Es ist eine elementare Kulturleistung, dass Dinge mit Sinn versehen sind und ihre Sprache haben. Darauf baut die Begeisterung für das Heilige, Schöne und Alte, darauf baut aber auch die moderne Konsumkultur und ein großer Teil der heutigen Kommunikation im Alltag: über die Dinge, mit denen man sich umgibt, werden bewusst und unbewusst Signale über „Geschmack“, Status und Werte ausgesandt.

Diese Signale helfen dem eigenen Ich den adäquaten Ausdruck zu verleihen. Nichts gilt dabei als so verlässliches Zeichen wie die Kleidung. Ihre Geschichte kann als Geschichte von Symbolen und sinnerfüllten Gesten verstanden werden. Das gilt besonders für jene Kleidungsstile, die als „Tracht“ bezeichnet werden.

Denkt man in Österreich an Regionen und Epochen verbindende Trachten, dann drängt sich neben dem farbenfrohen Dirndl als Bild die Farbe „Graugrün“ in den Vordergrund (Lodenanzug). Die Geschichte und Symbolik des „Graugrünen“ sind ein Lehrstück dafür, wie Traditionen entstehen und wie sie wirken.

Das graugrüne Gewand

Die Anfänge des graugrünen Gewandes liegen in der Zeit, in der auch die bis heute dominante Tradition neuzeitlicher Männermode ihren Ausgang nimmt: am Ende der Ständegesellschaft. Die neue Gesellschaftsordnung hatte keinen Platz mehr für „buntgewandete Mannspersonen“, die ihrem Stand durch Kleidung Ausdruck verliehen, sie verlangte nach einem Erscheinungsbild, das ebenso rational und städtisch war wie das Leben, für das es geschaffen sein sollte.

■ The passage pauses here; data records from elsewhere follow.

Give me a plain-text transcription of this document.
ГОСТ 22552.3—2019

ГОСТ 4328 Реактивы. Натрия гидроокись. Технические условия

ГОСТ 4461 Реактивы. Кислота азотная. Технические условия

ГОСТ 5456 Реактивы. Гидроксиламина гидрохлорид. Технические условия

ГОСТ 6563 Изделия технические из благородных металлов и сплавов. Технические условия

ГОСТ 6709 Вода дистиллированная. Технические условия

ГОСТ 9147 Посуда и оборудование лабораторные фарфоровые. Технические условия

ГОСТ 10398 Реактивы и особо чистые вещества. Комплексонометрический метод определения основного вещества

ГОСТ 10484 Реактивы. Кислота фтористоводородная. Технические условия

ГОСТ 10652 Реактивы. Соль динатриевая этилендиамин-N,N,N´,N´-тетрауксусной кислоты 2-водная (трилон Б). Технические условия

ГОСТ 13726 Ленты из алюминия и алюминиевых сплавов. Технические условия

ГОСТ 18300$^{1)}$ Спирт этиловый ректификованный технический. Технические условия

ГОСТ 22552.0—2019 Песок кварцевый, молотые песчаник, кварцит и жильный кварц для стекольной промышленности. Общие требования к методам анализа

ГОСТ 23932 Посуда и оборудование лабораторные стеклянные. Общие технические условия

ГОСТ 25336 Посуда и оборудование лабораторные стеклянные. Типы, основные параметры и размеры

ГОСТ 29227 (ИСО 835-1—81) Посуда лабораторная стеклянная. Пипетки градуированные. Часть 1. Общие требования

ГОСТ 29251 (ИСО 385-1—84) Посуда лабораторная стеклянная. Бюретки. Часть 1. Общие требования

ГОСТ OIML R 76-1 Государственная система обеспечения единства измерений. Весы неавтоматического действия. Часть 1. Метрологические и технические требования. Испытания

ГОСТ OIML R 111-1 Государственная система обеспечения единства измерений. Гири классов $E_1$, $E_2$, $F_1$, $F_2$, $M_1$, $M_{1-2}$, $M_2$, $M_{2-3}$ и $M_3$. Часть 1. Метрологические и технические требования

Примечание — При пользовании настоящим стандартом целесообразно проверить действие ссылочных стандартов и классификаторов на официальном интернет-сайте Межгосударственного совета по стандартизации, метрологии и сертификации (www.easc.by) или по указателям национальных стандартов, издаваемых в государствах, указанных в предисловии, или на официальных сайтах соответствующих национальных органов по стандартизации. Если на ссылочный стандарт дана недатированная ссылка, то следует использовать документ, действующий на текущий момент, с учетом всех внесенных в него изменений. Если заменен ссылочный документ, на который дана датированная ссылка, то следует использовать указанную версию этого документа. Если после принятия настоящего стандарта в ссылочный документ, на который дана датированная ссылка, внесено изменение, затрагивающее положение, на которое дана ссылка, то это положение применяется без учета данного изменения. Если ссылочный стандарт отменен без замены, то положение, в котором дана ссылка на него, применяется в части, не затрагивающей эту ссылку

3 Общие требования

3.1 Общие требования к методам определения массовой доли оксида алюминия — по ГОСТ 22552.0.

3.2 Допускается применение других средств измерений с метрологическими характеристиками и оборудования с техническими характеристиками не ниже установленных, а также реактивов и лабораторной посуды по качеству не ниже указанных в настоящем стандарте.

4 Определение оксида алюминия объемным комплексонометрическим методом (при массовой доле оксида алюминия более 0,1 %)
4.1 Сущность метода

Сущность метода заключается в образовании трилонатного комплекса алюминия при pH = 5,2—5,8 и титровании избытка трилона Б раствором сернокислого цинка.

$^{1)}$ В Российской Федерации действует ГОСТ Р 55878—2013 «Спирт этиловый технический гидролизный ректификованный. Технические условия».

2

Die Männer tragen seither vorzugsweise Schnörkelloses; Grau und Schwarz dominieren das durch ein weißes Hemd ergänzte Erscheinungsbild.

Kennzeichen der Moderne ist aber neben einer „Uniformität“ auch eine Ambivalenz, die sich im gleichzeitigen Nebeneinander der Stile und Grundschemata auszudrücken weiß: So hat sich im 19. Jahrhundert neben dem unauffälligen Mann nicht nur die bunt á la Mode gekleidete Frau behauptet, sondern auch das, was man heute als „Tracht“ kennt. Im späten 18. Jahrhundert und im 19. Jahrhundert sind daher auch die meisten Männer- und Frauentrachten zu ihrer Form gelangt.

Kleidung ist seither ein deutliches Medium und die Möglichkeit mit und durch sie zu kommunizieren, bestimmte ihre Wahl mit. Die Farbe Grün galt unter anderem als Ausdruck einer „Antimode“ (Roman: „Der grüne Heinrich“ von Gottfried Keller). Die Farbe „Grün“ hat in jenen Jahren auch noch eine ganz andere Dimension erfahren: Mit der bürgerlichen Natursehnsucht und Naturbegeisterung ist die Farbe zum Symbol für Natur- und Heimatschutz geworden.

Sehnsucht nach der „grünen Seite“

Seit Beginn des 19. Jahrhunderts haben viele ältere Symbolebenen eine Auffrischung erfahren, nach denen Grün nicht nur für das Junge, Wachsende und Unreife steht („grün hinter den Ohren“, „grünes Fleisch“), sondern auch für das Gute und Angenehme: Die „grüne Seite“ ist die Herzensseite – Glück und Liebe sind mit ihr in Verbindung zu bringen.

Die Sehnsucht nach der „grünen Seite“ bewegte auch die Eliten im aufgewühlt nervösen, aber umso harmoniebedürftigeren 19. Jahrhundert. Immer mehr Menschen war es möglich, ihren Kleidungsstil frei zu wählen und ihren Haltungen eigenen Ausdruck zu verleihen. Für die um alpenländische Kultur bemühte Stadtelite wurde die graugrüne Tracht mehr und mehr zum Wanderkostüm und Lebensstil. Im 20. Jahrhundert bildete sich, speziell im Ständestaat, ein Symbolkomplex um dieses Gewand, der die Idee der Landestrachten beseelte. Der Erfolg des aus dem „Graugrünen“ abgeleiteten Kleidungsstiles, der die österreichischen Alltage seit Jahrzehnten dominiert, entspringt einer kulturellen Grundstimmung, die für alles „heimatlich“ und „natürlich“ konnotierte empfänglich ist.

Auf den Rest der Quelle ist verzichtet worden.